Ogutu entered UND’s Nurse Anesthesia program in 2019 and graduated in 2022. He now works for Kaiser Permanente in Northern California and said UND’s training prepared him to practice across adult anesthesia, pediatrics, obstetrics and trauma.

“The program was very stressful and intense,” he said. “But the professors understood that, and they were there each step of the way.”

Gichana, still completing the program, echoed the sentiment. He credited clinical associate professor James Sperle — the former program director and his advisor — with helping set that tone.

“They don’t make you feel out of place,” he said. “It’s a good culture over there.”

Training for the unexpected

Though both men found their calling in the profession, they were challenged by the ebbs and flows of the program.

UND’s Nurse Anesthesia Doctor of Nursing Practice program prepares students to become Certified Registered Nurse Anesthetists, or CRNAs, who provide anesthesia care during some of a patient’s most uncertain moments.

After classroom work at the College of Nursing & Professional Disciplines, students rotate through clinical sites across North Dakota, Minnesota and South Dakota.

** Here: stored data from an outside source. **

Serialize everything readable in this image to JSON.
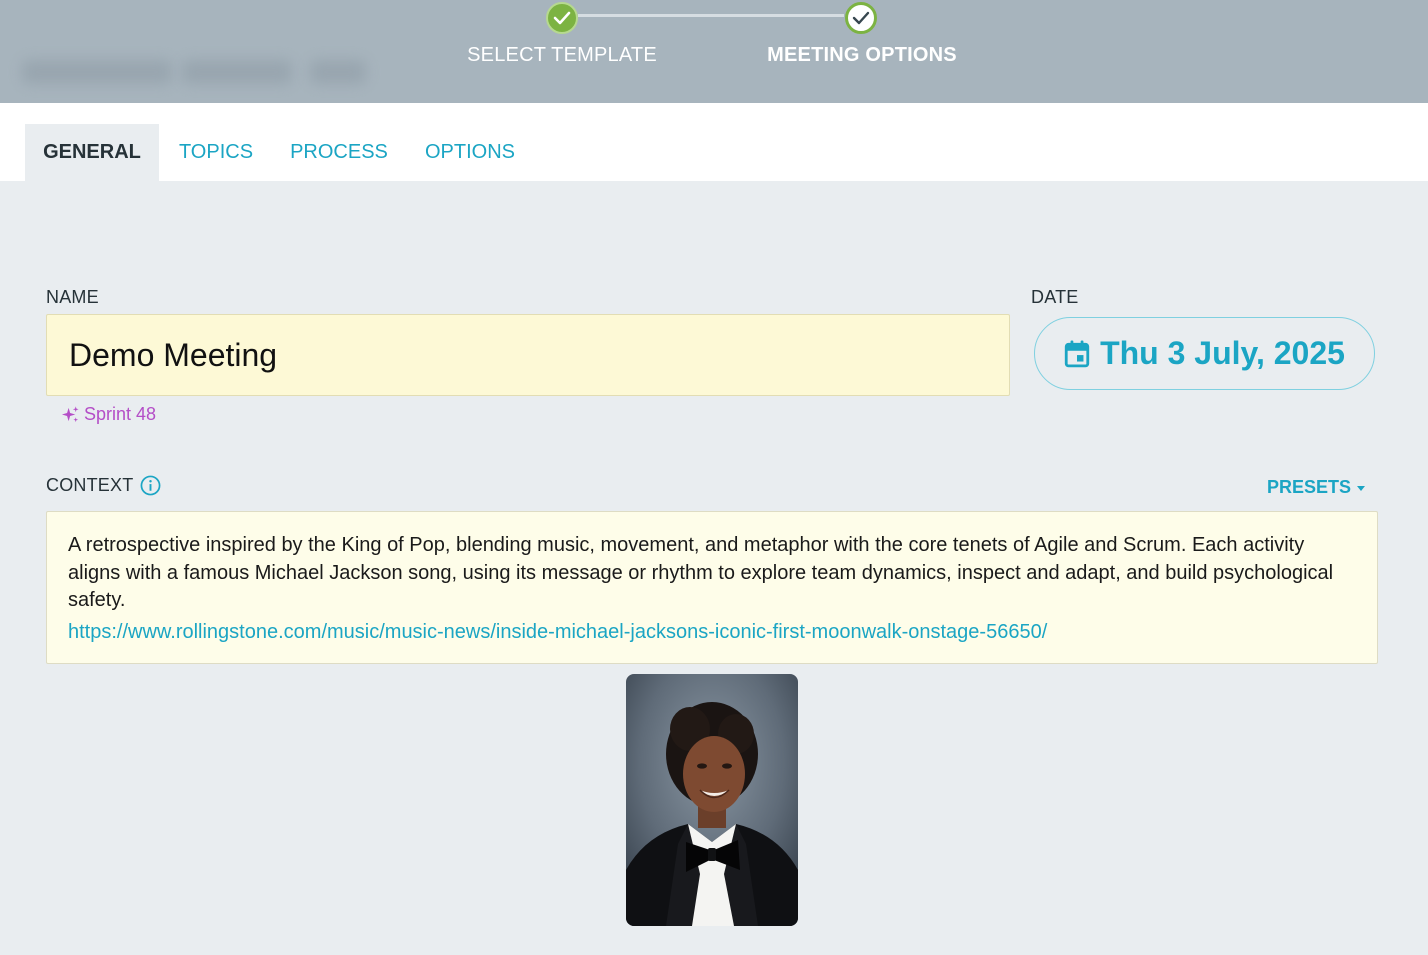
{
  "stepper": {
    "steps": [
      {
        "label": "SELECT TEMPLATE",
        "state": "done"
      },
      {
        "label": "MEETING OPTIONS",
        "state": "current"
      }
    ]
  },
  "tabs": [
    {
      "label": "GENERAL",
      "active": true
    },
    {
      "label": "TOPICS",
      "active": false
    },
    {
      "label": "PROCESS",
      "active": false
    },
    {
      "label": "OPTIONS",
      "active": false
    }
  ],
  "form": {
    "name_label": "NAME",
    "name_value": "Demo Meeting",
    "name_suggestion": "Sprint 48",
    "date_label": "DATE",
    "date_value": "Thu 3 July, 2025",
    "context_label": "CONTEXT",
    "presets_label": "PRESETS",
    "context_text": "A retrospective inspired by the King of Pop, blending music, movement, and metaphor with the core tenets of Agile and Scrum. Each activity aligns with a famous Michael Jackson song, using its message or rhythm to explore team dynamics, inspect and adapt, and build psychological safety.",
    "context_link": "https://www.rollingstone.com/music/music-news/inside-michael-jacksons-iconic-first-moonwalk-onstage-56650/"
  },
  "colors": {
    "accent": "#1ba5c4",
    "step_done": "#7cb342",
    "suggestion": "#b44ec7",
    "topbar": "#a7b4bd",
    "input_bg": "#fdf9d6"
  },
  "icons": [
    "check-icon",
    "calendar-icon",
    "sparkle-icon",
    "info-icon",
    "caret-down-icon"
  ]
}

For Gichana, that hands-on time has been crucial to his growth as a future nurse anesthetist. Equipment, operating room setups and hospital cultures shift from site to site, and students must learn to adapt quickly in new environments.

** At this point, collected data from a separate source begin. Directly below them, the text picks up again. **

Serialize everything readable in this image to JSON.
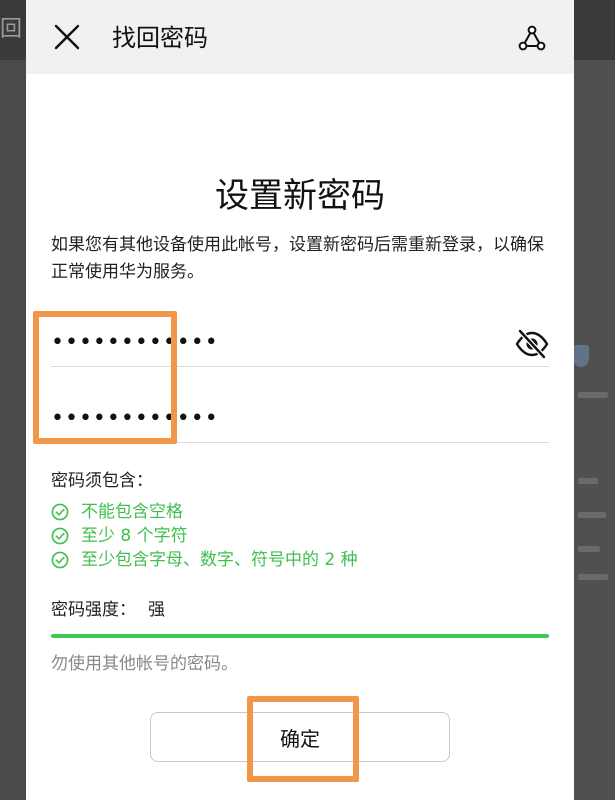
{
  "background": {
    "glyph": "回"
  },
  "header": {
    "title": "找回密码",
    "close_icon": "close-icon",
    "share_icon": "share-icon"
  },
  "page_title": "设置新密码",
  "description": "如果您有其他设备使用此帐号，设置新密码后需重新登录，以确保正常使用华为服务。",
  "password_field": {
    "value": "••••••••••••",
    "visibility_icon": "eye-off-icon"
  },
  "confirm_password_field": {
    "value": "••••••••••••"
  },
  "requirements": {
    "title": "密码须包含：",
    "items": [
      "不能包含空格",
      "至少 8 个字符",
      "至少包含字母、数字、符号中的 2 种"
    ],
    "check_icon": "check-circle-icon",
    "color": "#3fbf4f"
  },
  "strength": {
    "label": "密码强度：",
    "value": "强",
    "level": 1.0,
    "color": "#3ec94f"
  },
  "hint": "勿使用其他帐号的密码。",
  "confirm_button": {
    "label": "确定"
  },
  "highlight_color": "#f2964a"
}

“You can imagine a situation where you need to crank up your oxygen, but you can’t find the button on this equipment because you’re not used to it,” he said.

But all of that pressure is part of preparing students for a profession where lives are at stake every day.

“You go home some nights and you ask, ‘Why did I even begin this?’” Gichana said. “But I look at those times as learning moments, not something meant to break you.”

Two paths, one purpose

For both men, the real pleasure of the work lies in supporting patients in times of need and uncertainty.

“They’re extremely scared. They don’t know what the outcome is going to be,” Ogutu said. “And just being there for them — to give them a word of encouragement, to hold their hand — it’s so fulfilling.”

That shared calling makes their reunion all the more remarkable. Two students from the same Kenyan high school, separated by years and continents, arrived at the same program in North Dakota through a shared drive to help people.

“Not once did it occur to me when I was in high school that the same person that was disciplining me — somehow our paths would cross in the future,” Ogutu said.

“Always be kind to people,” he added. “Always know that you came into this earth for a purpose.”

And for Ogutu and Gichana, UND became an essential part of that purpose.

Or, as Ogutu put it: “UND gave me the opportunity to be who I am today.”